DNAnexus has made it easy to access Amazon public resources on the platform. Documentation for accessing the AWS 3K RGP public dataset can be found in the DNAnexus wiki. In addition, the 3K RGP analytical tools and pipelines used to produce the results are available on the DNAnexus Platform listed as a featured project: ‘3000 Rice Genomes’.

Big Data Rice Research Helps to Feed the World

riceSupported by grants from the Bill and Melinda Gates Foundation and the Chinese Ministry of Science and Technology, the 3000 Rice Genomes Project (3K RGP) is a multi-agency project directed at acquiring genomic information needed to accelerate rice breeding programs. Led by the Chinese Academy of Agricultural Science (CAAS), the International Rice Research Institute (IRRI) and BGI, researchers hope to enable the rapid development of higher-yielding, drought-tolerant, pest- or disease-resistant strains of rice with high nutritional value. The urgency and importance of this project would be difficult to overstate, considering that the production of rice must increase by at least 25% by 2030 in order to keep up with global population growth and demand. Without these new strains, food shortages could affect half of the world’s human population that depends on rice as a dietary staple.

A Fast Start And A Temporary Delay
Last year, the 3K RGP completed the sequencing of 3,000 rice genomes and released the project’s initial 13 TB dataset. The team then encountered a bottleneck consisting of two related issues. First, the project’s local computing infrastructure was not capable of managing the massive analysis load required to process the dataset within an acceptable timeframe. Second, the 3K RGP calls for widespread distribution of rice genome sequencing data and analysis results in order to stimulate collaboration among the global rice genome research community. Conventional methods of distribution, such as shipping hard drives between the collaborators are not feasible at this scale.

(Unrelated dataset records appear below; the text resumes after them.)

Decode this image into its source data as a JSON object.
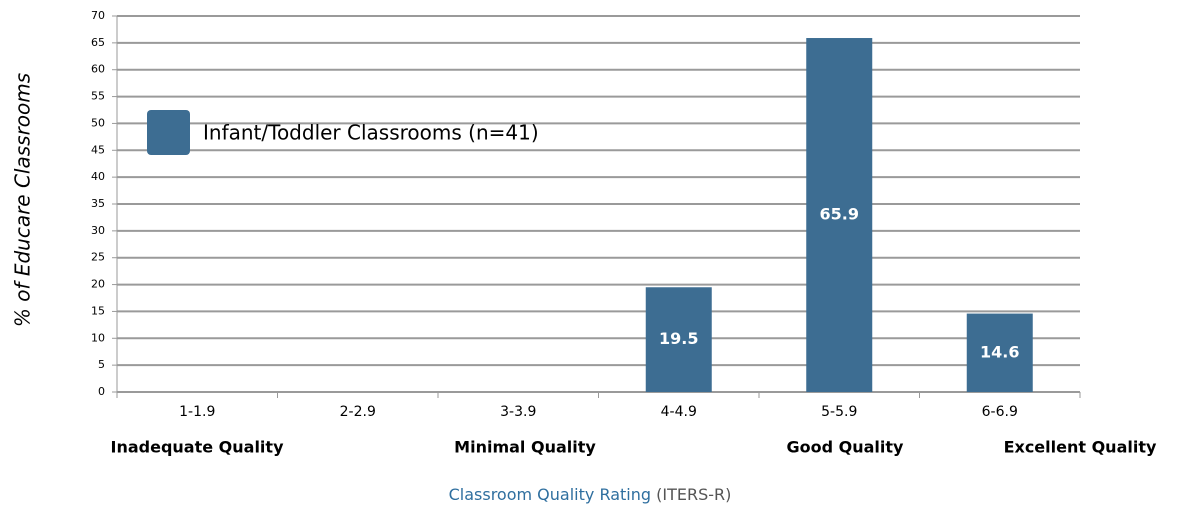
{
  "chart_data": {
    "type": "bar",
    "y_label": "% of Educare Classrooms",
    "x_label": "Classroom Quality Rating",
    "x_label_note": "(ITERS-R)",
    "categories": [
      "1-1.9",
      "2-2.9",
      "3-3.9",
      "4-4.9",
      "5-5.9",
      "6-6.9"
    ],
    "series": [
      {
        "name": "Infant/Toddler Classrooms (n=41)",
        "color": "#3d6d92",
        "values": [
          null,
          null,
          null,
          19.5,
          65.9,
          14.6
        ]
      }
    ],
    "annotations": [
      "Inadequate Quality",
      "Minimal Quality",
      "Good Quality",
      "Excellent Quality"
    ],
    "ylim": [
      0,
      70
    ],
    "yticks": [
      0,
      5,
      10,
      15,
      20,
      25,
      30,
      35,
      40,
      45,
      50,
      55,
      60,
      65,
      70
    ],
    "grid": true,
    "legend": "upper left"
  }
}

The Solution That Saved More Than A Year
Working with DNAnexus, the 3K RGP was able to deploy a rapid solution to analyze the 3,000 rice genomes dataset and generate more than 100 TB of useful data, without any of the costs or delays typically involved in purchasing and bringing new infrastructure online. Taking advantage of the computing capability of 37,000 compute cores working together, the DNAnexus genome informatics platform completed sequence mapping and variant calling in just two days — more than 200 times faster than would have been possible on local computing infrastructure. This cloud-based solution also solved the issue of data distribution by providing immediate access to data and analysis results, and enabling real-time collaboration among 3K RGP investigators worldwide, who have already discovered hundreds of new genetic markers.

Practical Solutions For The Whole World
Each of these new genetic markers has the potential to be linked to valuable traits that can improve the nutrition, climate tolerance, and disease resistance of new rice varieties. Significantly, this new genetic information generated by the 3K RGP can be used to accelerate the development of new strains using highly efficient cross-breeding, a centuries old technique but now informed by “big data,” rather than direct genetic modification. The result would be robust, high-yielding strains of rice, without the concerns surrounding genetically modified organisms (GMO) from commercial, political or public opinion stakeholders.

We are thrilled to be powering the 3000 Rice Genomes Project, a collaboration that is tackling one of the most exciting opportunities to improve human wellbeing with big data and genomics. DNAnexus is proud to be bringing it all together.